Пуристы хотят работать так, чтобы захватывать многих людей. Они говорят: в природе много случайного, хаотичного, наоборот, в произведениях промышленности имеется много вечного, поэтому-то фабрикаты, бутылки, например, ложки, тарелки, это – вечные вещи. И когда они начинают искать, что есть вечного в бутылке или в тарелке, когда хотят очистить продукт человека от всего случайного и дать фабрикаты в их вечном отображении, то они как бы проникают в настоящую природу вещей, как она прошла через поколения, как поколения это одобрили, благодаря чему форма этих простых вещей и стала совершенная, как самый совершенный цветок. Озанфан думает, что если вещь прошла через тысячелетия, то это ясно значит, что она целесообразна, и благоговейно дает изображение вечной бутылки как чистую форму. Он отстаивает эту бутылку, как великий живописный сюжет. Но вот тут-то слабая сторона пуризма, вытекающая из его сильной стороны. Когда вы начитаетесь пуристов, вы говорите: он прав, и – вот что нам нужно. Они понимают идею художественной организации мира. Маркс говорил: «не истолковывать, а перестроить мир». И, понятно, перестроить так, чтобы он служил потребностям настоящего человека. Да, перестроить мир – это значит его гуманизировать. Каким же огромным помощником может быть художник, который умеет сосредоточить настоящие человеческие требования, облечь внешнее в законченные формы, чтобы оно оказалось вполне очеловеченным. Он заранее видит его, он будущее уже изображает как реальное, сущее. Это великий помощник в деле социализации и гуманизирующего преображения, очеловечения мира, великий художник!
И когда вы знакомитесь с Энгром, Пуссеном и видите, как они творят в своих простых чудесных произведениях, то говорите: да, ученики этих людей могут быть близки к марксизму. Но вот, когда вы смотрите картины современных пуристов, то вы видите тут непрерывную связь с кубизмом, а кубисты изображали заумь; если вы возьмете Леже, сколько в нем еще бессознательного кубизма, его картины нельзя понять, это еще пуризм в кубических пеленках. Вы ясно осознаете, что пуристы еще не отпочковались от кубизма, и если об отдельных картинах вы можете сказать, что это хорошо, то когда вы видите, как Озанфан рисует бутылку и опять бутылку с прямым высоким горлышком, и опять бутылку еще других форм, и еще монументальную бутылку, и целые системы бутылок, вы понимаете, какая она красавица с ее полированной поверхностью и в ее замечательном взлете вверх 31 . И каждую деталь, и разные формы, выработанные человечеством в течение столетий для флаконов, бутылок, кружек, он трактует с величайшей любовью и показывает, что это настоящие цветы человеческой индустрии.

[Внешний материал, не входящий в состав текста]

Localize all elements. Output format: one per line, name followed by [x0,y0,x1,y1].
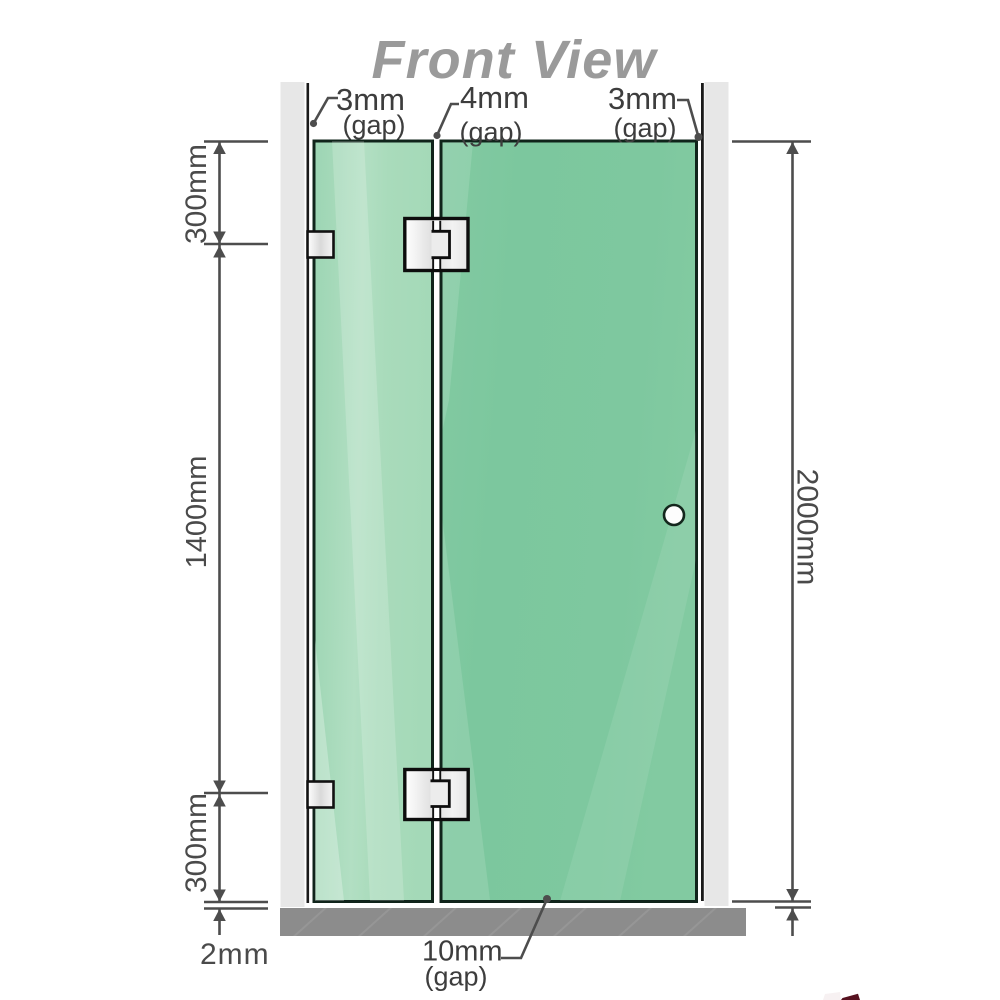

Но ведь это раз и два, и десять, и до бесчувствия, и, наконец, кричишь: не одна бутылка на свете: мир широк, и я в эту бутылку влезать не хочу и не желаю, чтобы весь свет превратился в бутылку.
Это значит, что новый пуризм родить картину не может. Великолепная теория, но пурист не знает, какое же конкретное содержание вложить в живопись, какое же разумное чувство должно ее оживить. Он боится реального чувства, новой идеи, он берет поверхностную вещь, бутылку, но бутыль не есть идеал для всякого человека. Он боится отойти от бутылки, как бы не впасть в тенденцию! Разве чувства и идеи могут быть внеклассовы? да еще во время такой борьбы? А пуристы колеблются, они хотели бы остаться вне классов. И вот, с одной стороны, они кокетничают с монархистами и говорят: это великие организаторы, в них жив настоящий конструктивистский дух, они в этом смысле страшно прогрессивны. Они хотят общество сделать такой стройной пирамидой! Но и пролетариат им симпатичен, и к большевикам они льнут, и Маяковского принимают, и мне присылают свои журналы с любезными надписями, и я полагаю, что это у них внутренне и глубоко, потому что ведь и пролетариат хочет построить разумное, вечное общество. И вот пурист, сидя в своей бутылке, смотрит на свет и говорит: мне отвратителен буржуазный хаос, я хочу стройного естественного общества. Не то фашист его построит, не то коммунист. Я еще посижу в бутылке и посмотрю. Симпатии туда и сюда. Пролетариат – великий класс-строитель, пролетариат принесет с собой монументальный стиль, пролетариат создаст целостное общество, которое представляется в огромных садах-городах на преображенной земле. Но, может быть, пролетариату это не удастся? Тогда какой-нибудь фашистский обер-Наполеон, или фашистский сверхпоп это сделают. Но и это будет хорошо, потому что меня ни давление снизу не очень давит, ни давление сверху. Был бы лишь вообще порядок, конструкция, стиль, а для чего этот стиль, выражает ли он собой крепость, в которой отсиживается буржуа, или действительный народный дом, в котором живет по-братски человечество, это все равно.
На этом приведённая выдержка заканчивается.